Ok, thats what I was thinking too.

> >> >    if [ ${mem:$memlen:1} = "G" ]; then
> >> >        mem="${mem:0:$memlen}"
> >> >        if [ $mem != ${mem/./} ]; then
> >> >            mem_before=${mem/.*/}
> >> >            mem_after=${mem/*./}
> >> >            mem=$[mem_before*1024]
> >> >            if [ ${#mem_after} = 0 ]; then
> >> >                :
> >> >            elif [ ${#mem_after} = 1 ]; then
> >> >                mem=$[mem+100*$mem_after]
> >> >            elif [ ${#mem_after} = 2 ]; then
> >> >                mem=$[mem+10*$mem_after]
> >> >            elif [ ${#mem_after} = 3 ]; then
> >> >                mem=$[mem+$mem_after]
> >> >            else
> >> >                mem_after=${mem_after:0:3}
> >> >                mem=$[mem+$mem_after]
> >> >            fi
> >> >        fi
> >> >    elif [ ${mem:$memlen:1} = "M" ]; then
> >> >
> >> >
> >> > [1] I also struggle to care about this bashism crusade. But its
> >>
> >> yeah, me too. but it also means that when people send patches I don't
> >> care enough to argue against them.
> >>
> >> >    something that Debian has decided matters, so I'm doing
> >> >    this with my debian-ha-maintainer member hat on.
> >> >
> >> >    The following hunk illustrates how I think SysInfo_hdd_units() can
> >> >    be handled. The awk version seems rather nicer or at least rather
> >> >    shorter than the original.
> >>
> >> agreed.  do you have a tree i can pull this from?

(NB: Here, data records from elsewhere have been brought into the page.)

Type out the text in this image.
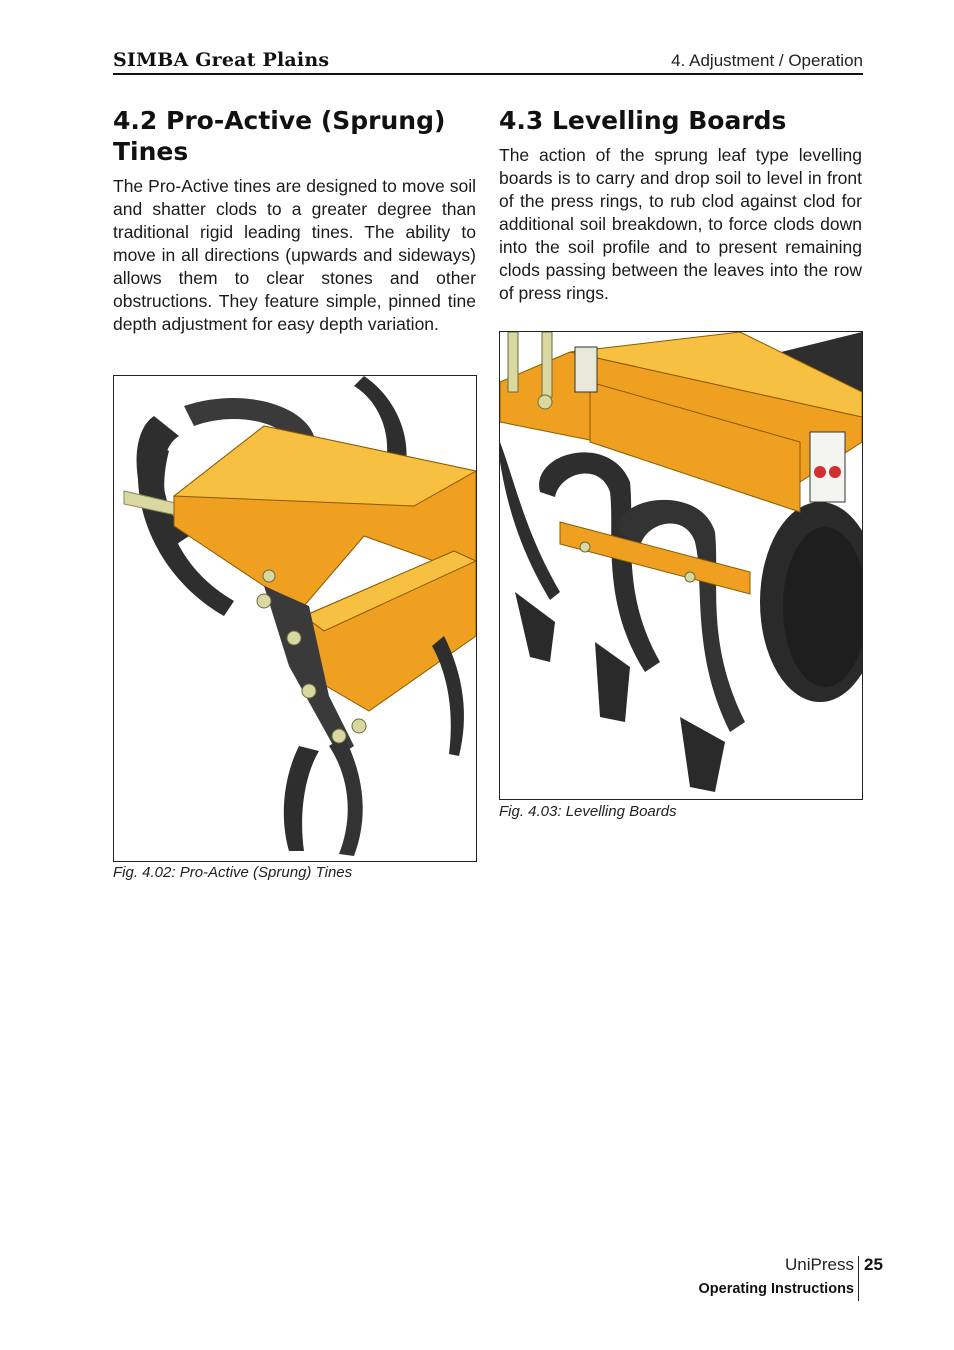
SIMBA Great Plains	4. Adjustment / Operation
4.2 Pro-Active (Sprung) Tines

The Pro-Active tines are designed to move soil and shatter clods to a greater degree than traditional rigid leading tines. The ability to move in all directions (upwards and sideways) allows them to clear stones and other obstructions. They feature simple, pinned tine depth adjustment for easy depth variation.

4.3 Levelling Boards

The action of the sprung leaf type levelling boards is to carry and drop soil to level in front of the press rings, to rub clod against clod for additional soil breakdown, to force clods down into the soil profile and to present remaining clods passing between the leaves into the row of press rings.

Fig. 4.02: Pro-Active (Sprung) Tines
Fig. 4.03: Levelling Boards
UniPress 25
Operating Instructions
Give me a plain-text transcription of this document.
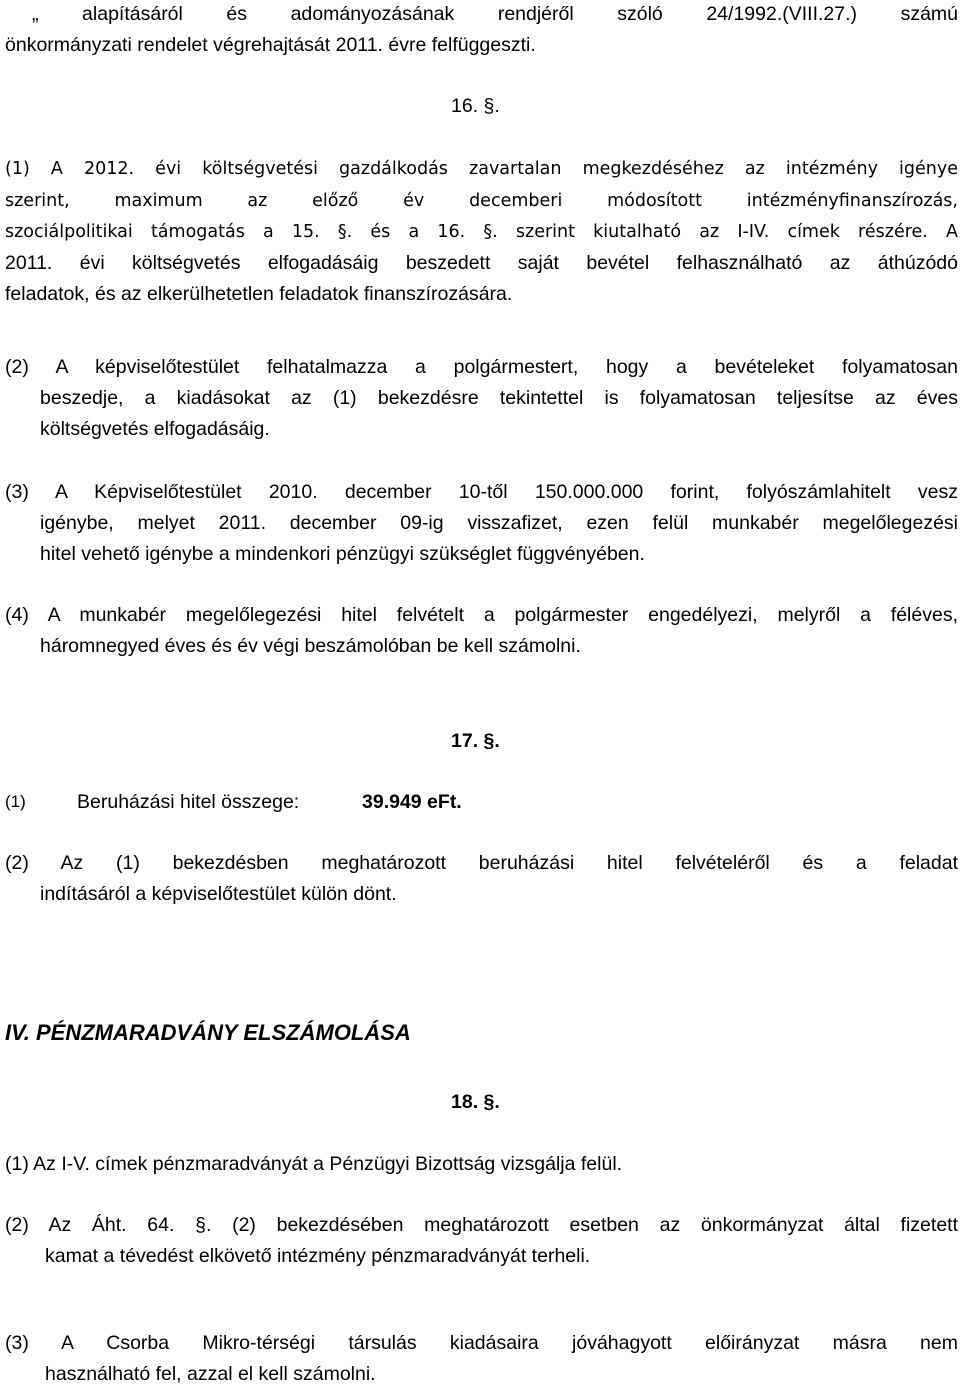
„ alapításáról és adományozásának rendjéről szóló 24/1992.(VIII.27.) számú
önkormányzati rendelet végrehajtását 2011. évre felfüggeszti.
16. §.
(1) A 2012. évi költségvetési gazdálkodás zavartalan megkezdéséhez az intézmény igénye
szerint, maximum az előző év decemberi módosított intézményfinanszírozás,
szociálpolitikai támogatás a 15. §. és a 16. §. szerint kiutalható az I-IV. címek részére. A
2011. évi költségvetés elfogadásáig beszedett saját bevétel felhasználható az áthúzódó
feladatok, és az elkerülhetetlen feladatok finanszírozására.
(2) A képviselőtestület felhatalmazza a polgármestert, hogy a bevételeket folyamatosan
beszedje, a kiadásokat az (1) bekezdésre tekintettel is folyamatosan teljesítse az éves
költségvetés elfogadásáig.
(3) A Képviselőtestület 2010. december 10-től 150.000.000 forint, folyószámlahitelt vesz
igénybe, melyet 2011. december 09-ig visszafizet, ezen felül munkabér megelőlegezési
hitel vehető igénybe a mindenkori pénzügyi szükséglet függvényében.
(4) A munkabér megelőlegezési hitel felvételt a polgármester engedélyezi, melyről a féléves,
háromnegyed éves és év végi beszámolóban be kell számolni.
17. §.
(1)	Beruházási hitel összege:	39.949 eFt.
(2) Az (1) bekezdésben meghatározott beruházási hitel felvételéről és a feladat
indításáról a képviselőtestület külön dönt.
IV. PÉNZMARADVÁNY ELSZÁMOLÁSA
18. §.
(1) Az I-V. címek pénzmaradványát a Pénzügyi Bizottság vizsgálja felül.
(2) Az Áht. 64. §. (2) bekezdésében meghatározott esetben az önkormányzat által fizetett
kamat a tévedést elkövető intézmény pénzmaradványát terheli.
(3) A Csorba Mikro-térségi társulás kiadásaira jóváhagyott előirányzat másra nem
használható fel, azzal el kell számolni.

> >> that or can you resend as a hg export so you can get the proper attribution :-)
> >
> > I was planning to send it as part of a larger patch (a bit later).
> > But I can send it by itself (sooner) if you prefer.
> 
> No hurry, whenever you're ready :-)

I'll try to get something to you soon.